Activists in the Kashmir region of India unsuccessfully tried to stop a concert by conductor Zubin Mehta and the Bavarian State Orchestra at the Mughal Gardens park in Srinagar.
Today's geography lesson. 

The concert, titled Feelings for Kashmir, was a joint presentation of the Indian and German governments and the first concert of its type to ever take place in the region.

Michael Steiner, the German ambassador to India, said, “This concert is for the people of Kashmir. Beethoven, Haydn and Tchaikovsky played by a world acclaimed maestro and one of the best orchestras of the world in one of the most enchanting places in the world.”

Activists opposing the concert said they have nothing against the orchestra or the conductor, who was born in Mumbai, but nevertheless believe the Indian authorities used the event to “claim that the situation in the disputed area is normal,” according to the Independent newspaper.
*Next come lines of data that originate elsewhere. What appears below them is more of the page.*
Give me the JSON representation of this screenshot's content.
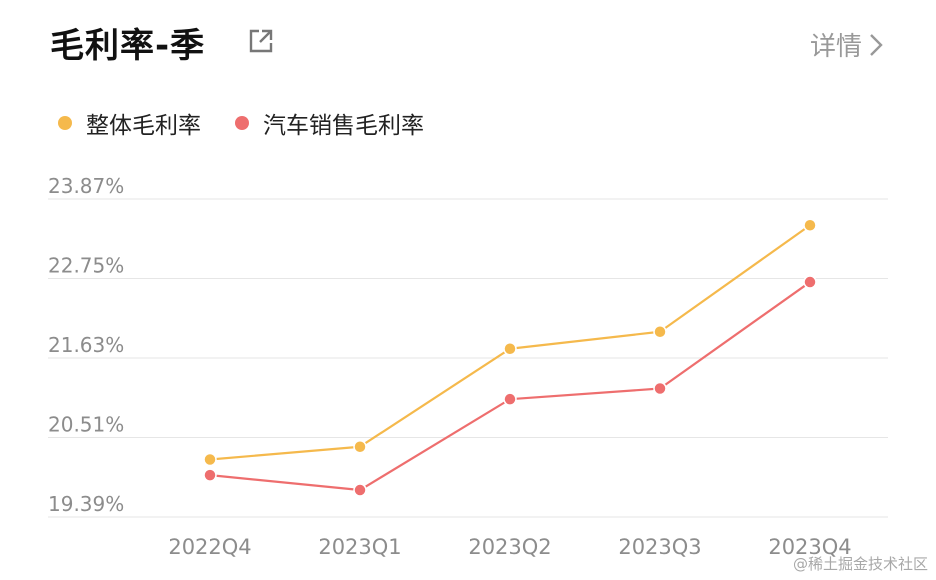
{
  "header": {
    "title": "毛利率-季",
    "detail_label": "详情"
  },
  "icons": {
    "external": "external-link-icon",
    "chevron": "chevron-right-icon"
  },
  "colors": {
    "overall": "#F5B94C",
    "auto": "#EE6E6E",
    "grid": "#E6E6E6",
    "tick_text": "#8C8C8C"
  },
  "legend": [
    {
      "label": "整体毛利率",
      "color": "#F5B94C"
    },
    {
      "label": "汽车销售毛利率",
      "color": "#EE6E6E"
    }
  ],
  "chart_data": {
    "type": "line",
    "title": "毛利率-季",
    "categories": [
      "2022Q4",
      "2023Q1",
      "2023Q2",
      "2023Q3",
      "2023Q4"
    ],
    "y_ticks": [
      "19.39%",
      "20.51%",
      "21.63%",
      "22.75%",
      "23.87%"
    ],
    "ylim": [
      19.39,
      23.87
    ],
    "grid": true,
    "legend_position": "top-left",
    "series": [
      {
        "name": "整体毛利率",
        "color": "#F5B94C",
        "values": [
          20.2,
          20.38,
          21.76,
          22.0,
          23.5
        ]
      },
      {
        "name": "汽车销售毛利率",
        "color": "#EE6E6E",
        "values": [
          19.98,
          19.77,
          21.05,
          21.2,
          22.7
        ]
      }
    ]
  },
  "watermark": "@稀土掘金技术社区"
}
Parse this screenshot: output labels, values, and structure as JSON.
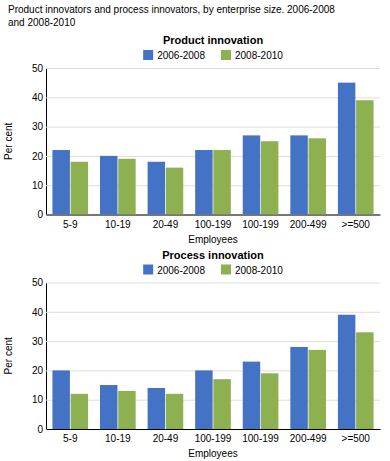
{
  "title": [
    "Product innovators and process innovators, by enterprise size. 2006-2008",
    "and 2008-2010"
  ],
  "chart_data": [
    {
      "type": "bar",
      "title": "Product innovation",
      "xlabel": "Employees",
      "ylabel": "Per cent",
      "categories": [
        "5-9",
        "10-19",
        "20-49",
        "100-199",
        "100-199",
        "200-499",
        ">=500"
      ],
      "series": [
        {
          "name": "2006-2008",
          "color": "#4472c4",
          "values": [
            22,
            20,
            18,
            22,
            27,
            27,
            45
          ]
        },
        {
          "name": "2008-2010",
          "color": "#8db050",
          "values": [
            18,
            19,
            16,
            22,
            25,
            26,
            39
          ]
        }
      ],
      "ylim": [
        0,
        50
      ],
      "yticks": [
        0,
        10,
        20,
        30,
        40,
        50
      ],
      "grid": true,
      "legend": "top"
    },
    {
      "type": "bar",
      "title": "Process innovation",
      "xlabel": "Employees",
      "ylabel": "Per cent",
      "categories": [
        "5-9",
        "10-19",
        "20-49",
        "100-199",
        "100-199",
        "200-499",
        ">=500"
      ],
      "series": [
        {
          "name": "2006-2008",
          "color": "#4472c4",
          "values": [
            20,
            15,
            14,
            20,
            23,
            28,
            39
          ]
        },
        {
          "name": "2008-2010",
          "color": "#8db050",
          "values": [
            12,
            13,
            12,
            17,
            19,
            27,
            33
          ]
        }
      ],
      "ylim": [
        0,
        50
      ],
      "yticks": [
        0,
        10,
        20,
        30,
        40,
        50
      ],
      "grid": true,
      "legend": "top"
    }
  ]
}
Tens of thousands of people have been killed in Kashmir over the past 25 years in clashes between separatists backed by Pakistan and the Indian military.

Syed Ali Shah Geelani, who heads an organization calling for Kashimiri independence, told the paper the region “is under occupation” and that with the music program “India, with the help of the German government, is trying to say the situation should be forgotten.”

Opposing parties organized their own alternative music event called The Truth About Kashmir, and wrote a letter to the German Embassy saying that art, in this instance, was being used as propaganda.

The minister of Kashmir dismissed the opposition, saying that their leadership was “weak” if they thought a concert would damage the cause of independence.